I understand gigahertz, gigabytes, but not gigaflops.
Floatingpoint operations per second. Basically a number to express how powerful a computer is. The more operations a computer can do per second the faster/more powerful the computer is. And the floating point system is a way computers often handle numbers.
Let’s decipher what those letters mean – FLOPS – Floating Point Operations Per Second.
Floating Point is a type of number that processing unit can do calculations with. FP means it’s specially formated decimal value. In contrast to integers, it can be a value in very large range, from very small numbers to very large.
With flops we describe how many calculations with “decimal” numbers can a computer do.
Everyone else has pretty much explained the basics of what FLOPS are. Floating point operations per second.
It’s a quick and dirty way of expressing the computing power of a computer or processor, typically it’s used in advertising as a quick and simple way of saying “Hey, this GPU/graphics card is the many time more powerful than this other one because the number of FLOPS is bigger!”
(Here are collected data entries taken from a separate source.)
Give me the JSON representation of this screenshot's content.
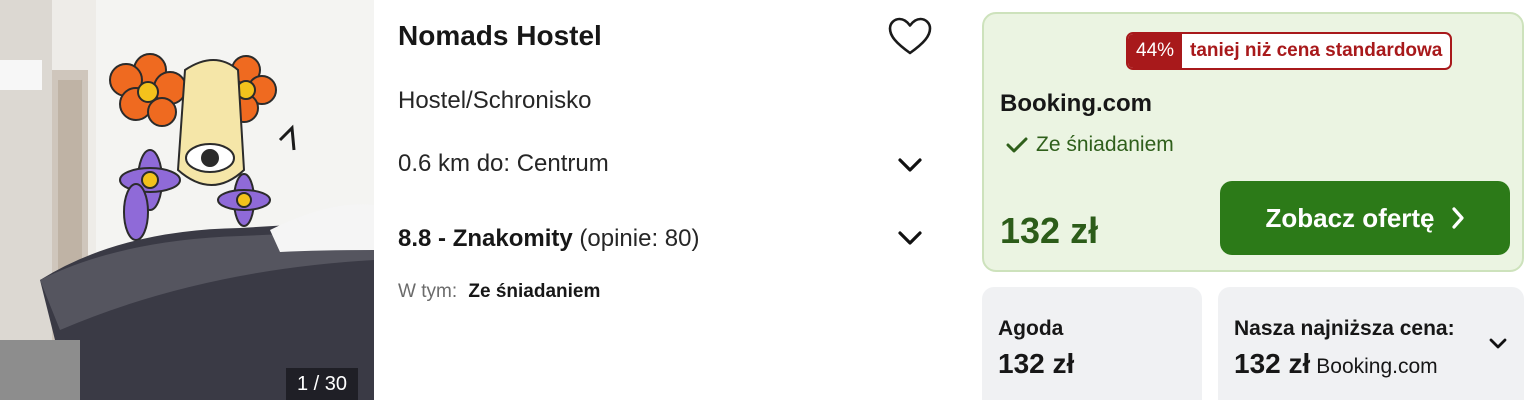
{
  "photo": {
    "counter": "1 / 30"
  },
  "hotel": {
    "name": "Nomads Hostel",
    "type": "Hostel/Schronisko",
    "distance": "0.6 km do: Centrum",
    "rating_score": "8.8 - Znakomity",
    "rating_reviews": "(opinie: 80)",
    "includes_label": "W tym:",
    "includes_value": "Ze śniadaniem"
  },
  "icons": {
    "favorite": "heart-outline-icon",
    "expand": "chevron-down-icon",
    "check": "checkmark-icon",
    "arrow": "chevron-right-icon"
  },
  "offer": {
    "discount_pct": "44%",
    "discount_text": "taniej niż cena standardowa",
    "provider": "Booking.com",
    "feature": "Ze śniadaniem",
    "price": "132 zł",
    "cta": "Zobacz ofertę"
  },
  "alternatives": [
    {
      "label": "Agoda",
      "price": "132 zł",
      "provider": ""
    },
    {
      "label": "Nasza najniższa cena:",
      "price": "132 zł",
      "provider": "Booking.com"
    }
  ],
  "colors": {
    "offer_bg": "#ebf4e2",
    "offer_border": "#cde2bc",
    "cta_bg": "#2c7a18",
    "price_green": "#2c5c19",
    "deal_red": "#a8191b",
    "alt_bg": "#f0f1f3"
  }
}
Some processors and GPUs can do floating point arithmetic (fractions) in hardware, which is fast. Some chips have to do floating point arithmetic using integers, which is much slower.
Many applications, like video games, require floating point arithmetic, so a good measure of how useful the chip will be is floating point operations per second, or flops.
A “flop” is short for “floating point operation”. Floating point numbers are a type of number representation in computers, similar to scientific exponential notation (such as 3600 = 3.6e3).
FLOPS (or FLOP/s) tells you how many operations on floating point numbers a computer can do per second. A gigaflop is 1 billion flops, a teraflop is 1 trillion. The prefixes work the same for every unit.